There is always concern because of the growth in home electronics over the past few years; I'm definitely guilty of adding to the demand... Last summer caught us by surprise, not because of lack of generation, but because of reactive power modeling errors, but that event, not to mention Y2K, made us take a hard look, and all of our models are correct to the best of our knowledge.

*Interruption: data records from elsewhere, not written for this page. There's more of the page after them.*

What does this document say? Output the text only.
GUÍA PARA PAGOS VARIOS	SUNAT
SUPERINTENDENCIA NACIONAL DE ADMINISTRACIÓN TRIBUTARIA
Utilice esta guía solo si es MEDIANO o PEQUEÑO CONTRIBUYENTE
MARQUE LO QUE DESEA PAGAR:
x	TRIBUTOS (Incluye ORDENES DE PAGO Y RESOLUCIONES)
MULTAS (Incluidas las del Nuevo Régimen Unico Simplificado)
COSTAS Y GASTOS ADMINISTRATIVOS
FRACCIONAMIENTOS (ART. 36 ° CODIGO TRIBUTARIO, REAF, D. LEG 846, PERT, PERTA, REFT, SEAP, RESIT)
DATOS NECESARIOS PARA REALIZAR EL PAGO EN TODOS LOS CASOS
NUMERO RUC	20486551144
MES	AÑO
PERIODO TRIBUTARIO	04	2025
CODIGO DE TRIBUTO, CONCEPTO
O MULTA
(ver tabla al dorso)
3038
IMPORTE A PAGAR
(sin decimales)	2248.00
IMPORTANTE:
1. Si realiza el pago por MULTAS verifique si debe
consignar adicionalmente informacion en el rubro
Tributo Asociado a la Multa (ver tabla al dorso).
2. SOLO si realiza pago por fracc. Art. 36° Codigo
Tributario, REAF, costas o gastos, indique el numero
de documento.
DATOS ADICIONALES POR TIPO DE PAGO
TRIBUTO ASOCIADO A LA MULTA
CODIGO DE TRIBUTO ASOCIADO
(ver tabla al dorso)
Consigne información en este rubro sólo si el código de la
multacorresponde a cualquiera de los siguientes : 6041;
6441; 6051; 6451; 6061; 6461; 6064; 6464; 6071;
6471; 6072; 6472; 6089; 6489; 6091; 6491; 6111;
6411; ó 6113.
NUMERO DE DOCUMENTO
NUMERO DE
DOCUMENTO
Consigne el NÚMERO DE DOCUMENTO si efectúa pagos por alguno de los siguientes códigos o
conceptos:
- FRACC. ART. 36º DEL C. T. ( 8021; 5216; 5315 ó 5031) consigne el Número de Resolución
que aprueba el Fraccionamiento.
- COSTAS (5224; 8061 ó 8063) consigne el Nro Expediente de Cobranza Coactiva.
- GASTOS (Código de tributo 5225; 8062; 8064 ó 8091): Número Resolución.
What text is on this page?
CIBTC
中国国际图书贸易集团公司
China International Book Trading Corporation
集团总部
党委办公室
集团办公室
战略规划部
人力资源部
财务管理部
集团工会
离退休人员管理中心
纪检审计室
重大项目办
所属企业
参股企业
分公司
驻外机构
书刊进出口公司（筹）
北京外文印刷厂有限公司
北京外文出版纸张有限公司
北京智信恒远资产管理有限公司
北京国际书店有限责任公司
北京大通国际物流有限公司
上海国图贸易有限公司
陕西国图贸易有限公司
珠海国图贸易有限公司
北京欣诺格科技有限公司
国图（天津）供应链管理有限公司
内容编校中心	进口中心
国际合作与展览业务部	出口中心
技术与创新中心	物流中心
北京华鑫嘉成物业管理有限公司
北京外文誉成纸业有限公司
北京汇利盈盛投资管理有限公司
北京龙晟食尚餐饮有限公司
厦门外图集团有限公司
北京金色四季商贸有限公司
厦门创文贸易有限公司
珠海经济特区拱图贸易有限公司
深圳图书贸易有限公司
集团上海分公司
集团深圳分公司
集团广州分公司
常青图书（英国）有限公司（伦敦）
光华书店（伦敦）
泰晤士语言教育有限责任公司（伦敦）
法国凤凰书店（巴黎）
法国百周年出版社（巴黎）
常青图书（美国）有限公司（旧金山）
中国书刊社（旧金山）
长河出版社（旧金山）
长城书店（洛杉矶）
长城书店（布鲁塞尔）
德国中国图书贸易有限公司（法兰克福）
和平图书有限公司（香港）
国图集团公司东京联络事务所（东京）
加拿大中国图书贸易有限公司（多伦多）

As to the NIMBY phenomena, I point you to our Queue A map as to where new (planned) generation is scheduled to be built in our zone. Its a double-edged sword; everyone wants the electricity, but noone wants the plant in their county.. But if you put the plant too far away, then you have the added problems with transmission...
Other ISO's:
Keep in mind that the CNET article was entirely about CalISO (which is only a few years old and not as developed yet as the east coast) which is only one piece of the entire puzzle. And I'm sure "HomePower" thanks you for the free advertisement, but I hope next time you at Slashdot try to cover the other angles in the story first, other than the pop-answer. Rememeber, one Nuclear plant generates over 1100 MW of power, thats 1,100,000,000 Watts, or about 167,000 times the output of the lead article on HomePower, and those people are the exception, not the rule.
-- Scott
Oh, btw, if it gets back to me, I'm not an official representative of PJM LLC. Thats what Customer Relations is for.